Introduction
At ClickHouse, we aspire to an API-first approach to development for ClickHouse Cloud. Every action that a user can perform through the user interface should also be possible via a scripting language and thus available for other systems to leverage. This means our recently released Cloud API is also a product with a contract (via swagger) on how it will behave and on which our users can depend. While our existing users much anticipated the release of this API to address requirements such as automated provisioning and de-provisioning, scheduled scaling, and flexible configuration management, it also allowed us to begin integrating with tooling: starting with Terraform.
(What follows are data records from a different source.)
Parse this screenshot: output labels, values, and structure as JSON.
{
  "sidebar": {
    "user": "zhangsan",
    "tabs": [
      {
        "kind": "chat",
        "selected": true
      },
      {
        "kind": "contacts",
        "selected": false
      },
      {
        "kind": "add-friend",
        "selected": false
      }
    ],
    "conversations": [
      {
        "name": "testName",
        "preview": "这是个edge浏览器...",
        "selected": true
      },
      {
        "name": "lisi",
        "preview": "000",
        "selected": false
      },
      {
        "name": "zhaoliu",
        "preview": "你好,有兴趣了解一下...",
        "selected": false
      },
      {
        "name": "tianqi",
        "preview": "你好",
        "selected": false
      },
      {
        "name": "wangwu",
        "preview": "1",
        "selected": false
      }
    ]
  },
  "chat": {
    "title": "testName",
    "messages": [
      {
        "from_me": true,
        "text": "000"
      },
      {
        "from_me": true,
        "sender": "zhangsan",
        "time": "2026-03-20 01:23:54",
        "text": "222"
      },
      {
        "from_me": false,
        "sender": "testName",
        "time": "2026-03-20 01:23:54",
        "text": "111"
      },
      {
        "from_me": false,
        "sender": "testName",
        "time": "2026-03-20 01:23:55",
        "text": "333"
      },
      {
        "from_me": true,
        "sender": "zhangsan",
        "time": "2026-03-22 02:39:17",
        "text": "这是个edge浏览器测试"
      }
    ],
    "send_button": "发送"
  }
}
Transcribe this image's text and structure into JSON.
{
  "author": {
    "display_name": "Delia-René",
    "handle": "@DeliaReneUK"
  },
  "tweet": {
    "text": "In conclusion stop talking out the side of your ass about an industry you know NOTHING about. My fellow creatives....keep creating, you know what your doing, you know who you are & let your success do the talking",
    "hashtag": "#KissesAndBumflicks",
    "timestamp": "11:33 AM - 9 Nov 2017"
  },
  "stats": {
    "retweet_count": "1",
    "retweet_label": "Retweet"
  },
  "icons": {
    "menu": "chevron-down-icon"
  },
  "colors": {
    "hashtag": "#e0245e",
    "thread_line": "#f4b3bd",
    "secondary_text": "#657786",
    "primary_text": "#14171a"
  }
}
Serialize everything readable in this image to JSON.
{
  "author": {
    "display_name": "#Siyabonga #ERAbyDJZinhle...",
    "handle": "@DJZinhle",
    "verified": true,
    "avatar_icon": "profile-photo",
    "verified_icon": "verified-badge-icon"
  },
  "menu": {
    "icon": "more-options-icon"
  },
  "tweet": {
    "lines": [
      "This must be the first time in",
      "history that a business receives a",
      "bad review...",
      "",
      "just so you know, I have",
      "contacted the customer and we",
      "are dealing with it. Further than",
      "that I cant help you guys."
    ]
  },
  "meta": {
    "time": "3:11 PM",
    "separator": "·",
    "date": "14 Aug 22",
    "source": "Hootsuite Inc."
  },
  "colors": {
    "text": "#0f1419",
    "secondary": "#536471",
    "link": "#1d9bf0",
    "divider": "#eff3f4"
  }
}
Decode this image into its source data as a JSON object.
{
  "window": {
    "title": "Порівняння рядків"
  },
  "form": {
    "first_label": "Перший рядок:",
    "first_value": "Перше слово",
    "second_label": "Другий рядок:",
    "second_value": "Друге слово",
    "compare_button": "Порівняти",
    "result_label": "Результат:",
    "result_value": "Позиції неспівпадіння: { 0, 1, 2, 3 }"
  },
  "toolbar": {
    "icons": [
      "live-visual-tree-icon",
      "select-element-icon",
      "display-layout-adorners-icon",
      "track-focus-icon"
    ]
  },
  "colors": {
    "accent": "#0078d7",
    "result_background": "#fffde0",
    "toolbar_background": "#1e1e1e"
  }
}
In this blog post, we explore our new Terraform provider and how this can be used to address a common requirement: CI/CD for systems needing to test against a ClickHouse instance. For our example, we look at how we migrated our go client tests away from a monolithic ClickHouse Cloud service to use Terraform and provision ephemeral services for the period of a test only. This not only allows us to reduce costs but also isolates our tests across clients and invocations. We hope others can benefit from this pattern and bring cost savings and simplicity to their test infrastructure!
Terraform
Terraform is an open-source infrastructure-as-code software tool created by HashiCorp, which allows users to define infrastructure using a declarative configuration language known as HashiCorp Configuration Language (HCL) or, optionally, JSON.
Infrastructure as code is the process of managing and provisioning computing resources through machine-readable definition files rather than physical hardware configuration or interactive configuration tools. This approach has achieved almost universal acceptance as the means of managing cloud computing resources. Terraform has gained a wide user base and broad adoption as a tool that implements this process declaratively.
In order to integrate with Terraform and allow users to provision ClickHouse Cloud services, a provider plugin must be implemented and ideally made available via the Hashicorp registry.
Authentication
Since the ClickHouse provider relies on the ClickHouse API, an authentication key is required to provision and manage services. Users can create a token, along with a secret, via the ClickHouse Cloud interface. This simple process is shown below:
Users should also record their organization id as shown.
Using the provider
Once a token and secret have been created, users can create a .tf
file and declare the usage of the provider. Wanting to avoid placing credentials in the main file, the token_key
, token_secret
and organization_id
are replaced with Terraform variables. These can in turn be specified in a secret.tfvars
file, which should not be submitted to source control.
main.tf
terraform {
required_providers {
clickhouse = {
source = "ClickHouse/clickhouse"
version = "0.0.2"
}
}
}
variable "organization_id" {
type = string
}
variable "token_key" {
type = string
}
variable "token_secret" {
type = string
}
provider clickhouse {
environment = "production"
organization_id = var.organization_id
token_key = var.token_key
token_secret = var.token_secret
}
secret.tfvars
token_key = "<token_key>"
token_secret = "<token_secret>"
organization_id = "<organization_id>"
Assuming users have installed Terraform, the provider can be installed with a terraform init
.
terraform init
Initializing the backend...
Initializing provider plugins...
- Finding clickhouse/clickhouse versions matching "0.0.2"...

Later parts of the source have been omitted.